De cualquier manera, y a pesar de tantos esfuerzos para lograr una conquista definitiva de Irène, la relación entre los dos fue tormentosa, de idas y venidas, rupturas y reconciliaciones; ella nunca se entregó por completo ni permaneció mucho tiempo a su lado, en casa, como habían hecho otras amantes. Fue un romance tormentoso en el que hubo de todo: mentiras, chantajes y hasta la impresentable operación del rapto. Ella tardó en decidirse para abandonarle; le costaba romper con cualquiera de sus amantes, tanto mujeres como hombres. Desde diciembre hasta mediados de enero vivió con él. Fue la etapa más larga de convivencia; no veían a nadie y disfrutaban de su intimidad, pero nunca llegó a poseerla como él quería. Ansiaba atarla a su lado en una época en la que muchas cosas se desvanecían. La guerra había dispersado a los amigos y teñido el ambiente, la vida, de desconcierto y dolor. Hasta palidecía el cubismo, el estilo que tanto Braque como él habían desarrollado y que muchos pintores se empeñaban en mantener al margen de su pureza e integridad.
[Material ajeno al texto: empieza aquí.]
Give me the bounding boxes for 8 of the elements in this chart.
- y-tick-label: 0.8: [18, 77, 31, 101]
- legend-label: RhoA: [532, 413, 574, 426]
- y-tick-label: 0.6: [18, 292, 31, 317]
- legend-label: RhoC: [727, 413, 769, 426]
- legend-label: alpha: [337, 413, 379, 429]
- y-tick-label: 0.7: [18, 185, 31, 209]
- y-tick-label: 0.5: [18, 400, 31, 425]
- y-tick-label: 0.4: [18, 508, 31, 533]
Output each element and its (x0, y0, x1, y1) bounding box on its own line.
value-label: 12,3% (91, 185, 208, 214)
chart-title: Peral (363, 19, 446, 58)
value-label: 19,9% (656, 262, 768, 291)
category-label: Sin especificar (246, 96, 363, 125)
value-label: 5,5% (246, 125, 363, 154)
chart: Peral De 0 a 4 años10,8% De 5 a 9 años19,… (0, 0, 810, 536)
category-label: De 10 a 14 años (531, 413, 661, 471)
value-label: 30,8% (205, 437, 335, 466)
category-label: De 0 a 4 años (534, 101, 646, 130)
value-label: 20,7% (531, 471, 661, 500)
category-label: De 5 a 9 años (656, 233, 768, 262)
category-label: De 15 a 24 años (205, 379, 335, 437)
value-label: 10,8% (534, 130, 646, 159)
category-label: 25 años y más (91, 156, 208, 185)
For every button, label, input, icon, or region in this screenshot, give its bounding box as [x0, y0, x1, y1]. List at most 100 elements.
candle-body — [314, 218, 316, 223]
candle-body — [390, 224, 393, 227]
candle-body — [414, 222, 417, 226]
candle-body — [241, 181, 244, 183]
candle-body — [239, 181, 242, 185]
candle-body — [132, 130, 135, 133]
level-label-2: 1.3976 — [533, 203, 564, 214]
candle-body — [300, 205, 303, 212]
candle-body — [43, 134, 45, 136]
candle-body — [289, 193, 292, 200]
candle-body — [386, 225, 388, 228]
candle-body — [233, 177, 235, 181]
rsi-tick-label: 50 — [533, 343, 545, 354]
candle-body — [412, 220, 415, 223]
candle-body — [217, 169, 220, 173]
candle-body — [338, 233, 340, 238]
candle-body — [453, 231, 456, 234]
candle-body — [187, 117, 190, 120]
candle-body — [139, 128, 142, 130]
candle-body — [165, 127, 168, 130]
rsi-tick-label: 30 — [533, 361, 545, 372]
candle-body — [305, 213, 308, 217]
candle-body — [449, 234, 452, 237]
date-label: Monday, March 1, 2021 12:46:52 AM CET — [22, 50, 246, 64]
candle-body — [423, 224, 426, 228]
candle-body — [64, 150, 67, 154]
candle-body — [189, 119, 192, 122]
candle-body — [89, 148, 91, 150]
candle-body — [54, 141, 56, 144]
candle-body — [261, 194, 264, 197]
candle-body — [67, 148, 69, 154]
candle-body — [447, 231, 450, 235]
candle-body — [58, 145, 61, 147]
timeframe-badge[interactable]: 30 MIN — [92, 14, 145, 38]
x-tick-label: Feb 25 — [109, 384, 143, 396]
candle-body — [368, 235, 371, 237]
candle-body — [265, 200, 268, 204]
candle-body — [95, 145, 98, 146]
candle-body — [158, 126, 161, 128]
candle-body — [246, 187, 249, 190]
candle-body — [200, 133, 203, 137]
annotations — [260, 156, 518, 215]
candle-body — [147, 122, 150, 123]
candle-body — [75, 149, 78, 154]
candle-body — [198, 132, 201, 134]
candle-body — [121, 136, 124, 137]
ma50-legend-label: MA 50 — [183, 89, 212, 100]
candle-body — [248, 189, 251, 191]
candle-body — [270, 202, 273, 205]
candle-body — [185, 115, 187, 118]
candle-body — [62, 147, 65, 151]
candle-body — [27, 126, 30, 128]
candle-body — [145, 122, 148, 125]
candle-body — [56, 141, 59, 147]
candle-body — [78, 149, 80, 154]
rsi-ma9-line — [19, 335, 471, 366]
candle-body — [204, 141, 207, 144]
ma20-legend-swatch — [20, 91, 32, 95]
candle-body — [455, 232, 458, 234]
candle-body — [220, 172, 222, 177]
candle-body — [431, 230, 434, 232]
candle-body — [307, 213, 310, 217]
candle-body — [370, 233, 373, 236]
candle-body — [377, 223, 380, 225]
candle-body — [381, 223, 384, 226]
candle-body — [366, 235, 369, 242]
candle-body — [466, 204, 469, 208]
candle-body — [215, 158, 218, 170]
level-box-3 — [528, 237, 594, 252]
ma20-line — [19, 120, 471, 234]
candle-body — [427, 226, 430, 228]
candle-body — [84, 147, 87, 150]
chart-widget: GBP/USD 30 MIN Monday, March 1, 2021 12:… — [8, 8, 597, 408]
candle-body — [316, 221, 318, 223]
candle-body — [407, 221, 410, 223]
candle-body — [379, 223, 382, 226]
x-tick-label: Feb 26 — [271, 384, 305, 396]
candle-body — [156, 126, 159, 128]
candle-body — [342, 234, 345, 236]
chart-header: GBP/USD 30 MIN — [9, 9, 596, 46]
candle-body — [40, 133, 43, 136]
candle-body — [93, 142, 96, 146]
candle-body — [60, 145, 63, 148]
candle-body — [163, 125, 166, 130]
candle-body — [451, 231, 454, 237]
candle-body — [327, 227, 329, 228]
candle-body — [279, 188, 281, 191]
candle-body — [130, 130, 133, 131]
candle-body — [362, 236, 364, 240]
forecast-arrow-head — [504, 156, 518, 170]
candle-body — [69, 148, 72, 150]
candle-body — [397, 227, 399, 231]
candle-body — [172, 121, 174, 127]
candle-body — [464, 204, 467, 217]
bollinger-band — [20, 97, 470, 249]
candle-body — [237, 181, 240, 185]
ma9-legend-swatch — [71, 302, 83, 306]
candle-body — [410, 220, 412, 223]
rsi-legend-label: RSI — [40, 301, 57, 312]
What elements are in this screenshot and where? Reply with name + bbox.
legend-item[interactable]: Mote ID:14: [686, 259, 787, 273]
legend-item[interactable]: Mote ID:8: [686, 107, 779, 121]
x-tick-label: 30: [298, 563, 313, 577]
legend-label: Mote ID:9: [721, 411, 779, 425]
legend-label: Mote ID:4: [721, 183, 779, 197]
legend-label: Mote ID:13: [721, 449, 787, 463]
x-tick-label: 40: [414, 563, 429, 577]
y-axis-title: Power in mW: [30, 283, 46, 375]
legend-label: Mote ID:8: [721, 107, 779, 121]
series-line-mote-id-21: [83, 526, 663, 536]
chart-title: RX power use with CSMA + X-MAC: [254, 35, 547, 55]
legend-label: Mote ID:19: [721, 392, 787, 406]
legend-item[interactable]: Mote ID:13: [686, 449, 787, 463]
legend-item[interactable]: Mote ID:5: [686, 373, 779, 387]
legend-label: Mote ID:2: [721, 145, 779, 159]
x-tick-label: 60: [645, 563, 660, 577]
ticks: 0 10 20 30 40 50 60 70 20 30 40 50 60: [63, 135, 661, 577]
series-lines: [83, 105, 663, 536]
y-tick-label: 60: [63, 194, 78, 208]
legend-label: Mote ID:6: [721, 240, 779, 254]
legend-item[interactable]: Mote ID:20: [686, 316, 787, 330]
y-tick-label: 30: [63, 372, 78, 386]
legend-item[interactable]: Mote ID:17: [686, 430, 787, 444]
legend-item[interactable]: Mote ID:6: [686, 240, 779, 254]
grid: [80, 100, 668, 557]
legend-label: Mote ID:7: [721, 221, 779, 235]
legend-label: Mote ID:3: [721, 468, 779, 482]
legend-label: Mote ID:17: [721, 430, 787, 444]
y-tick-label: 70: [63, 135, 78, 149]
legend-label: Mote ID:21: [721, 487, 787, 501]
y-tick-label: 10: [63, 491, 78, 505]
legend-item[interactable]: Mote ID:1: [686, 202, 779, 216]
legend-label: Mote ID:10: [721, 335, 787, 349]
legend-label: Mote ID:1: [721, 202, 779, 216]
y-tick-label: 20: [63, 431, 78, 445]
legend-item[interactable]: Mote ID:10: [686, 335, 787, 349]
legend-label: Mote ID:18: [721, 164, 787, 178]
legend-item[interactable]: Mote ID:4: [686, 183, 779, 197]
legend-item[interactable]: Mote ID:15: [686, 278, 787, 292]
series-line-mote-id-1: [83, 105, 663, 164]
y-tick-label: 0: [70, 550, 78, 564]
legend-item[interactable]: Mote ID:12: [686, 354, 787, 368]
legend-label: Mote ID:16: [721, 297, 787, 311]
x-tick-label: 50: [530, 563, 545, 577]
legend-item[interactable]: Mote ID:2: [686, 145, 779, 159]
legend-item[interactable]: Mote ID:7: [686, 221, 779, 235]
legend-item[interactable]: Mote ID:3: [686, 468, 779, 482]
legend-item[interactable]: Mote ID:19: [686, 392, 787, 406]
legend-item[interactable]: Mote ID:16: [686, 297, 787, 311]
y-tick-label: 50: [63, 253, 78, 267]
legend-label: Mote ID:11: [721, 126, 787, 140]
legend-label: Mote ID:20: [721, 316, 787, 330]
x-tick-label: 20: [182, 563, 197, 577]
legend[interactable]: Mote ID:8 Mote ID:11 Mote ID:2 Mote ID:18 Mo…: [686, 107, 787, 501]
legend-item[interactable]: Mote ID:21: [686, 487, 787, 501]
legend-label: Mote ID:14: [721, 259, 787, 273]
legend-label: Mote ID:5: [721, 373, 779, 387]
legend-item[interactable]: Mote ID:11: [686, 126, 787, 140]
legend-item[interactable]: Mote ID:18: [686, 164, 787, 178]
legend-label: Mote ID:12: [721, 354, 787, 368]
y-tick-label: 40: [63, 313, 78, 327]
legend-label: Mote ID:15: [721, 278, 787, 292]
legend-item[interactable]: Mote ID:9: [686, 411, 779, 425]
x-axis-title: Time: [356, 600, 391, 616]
El 17 de febrero, en la Gare de Lyon, Cocteau y él tomaron el expreso que debía llevarles a Roma. En aquel tren también tenía que estar Irène. No apareció. La ruptura definitiva era un hecho.
Después de permanecer varias semanas fuera de París, comprendía al fin lo que estaba significando aquel viaje, lo que le ayudó a modificar su estado de ánimo. Ahora, se sentía mucho mejor que al dejar Francia. Además, Olga tenía mucho que ver en ello.
En unas horas acudiría a la estación. Esta vez encontraría allí a la Koklova. Una mujer diferente a las que había conocido hasta entonces: distante, delicada, con una elegancia que le entusiasmaba, sin un pasado de escándalos, ni amantes perversos que hubieran modelado su voluntad tal y como le había sucedido a Irène. Olga era más convencional, de abolengo tradicional del Este, con una figura bonita, deliciosa piel y hasta con una estatura adecuada para él, más o menos un metro sesenta y cinco centímetros. En los siete años que llevaba trabajando con el ballet ruso no había logrado ser solista, pero sin ser una estrella traslucía su esmerada educación artística, su saber estar ante los demás. La imaginaba apasionada en cuanto decidiera entregarse. Su cuerpo era escultural, formado por el exigente ejercicio y la disciplina de la danza.
Olga tenía que ser su mujer, le convenía, era indispensable para adquirir la serenidad que tanta falta le hacía. Iba a ser complicado hacerla suya porque ella no tenía prisa y tampoco estaba fascinada por un pintor con fama de envolverse en amores fugaces.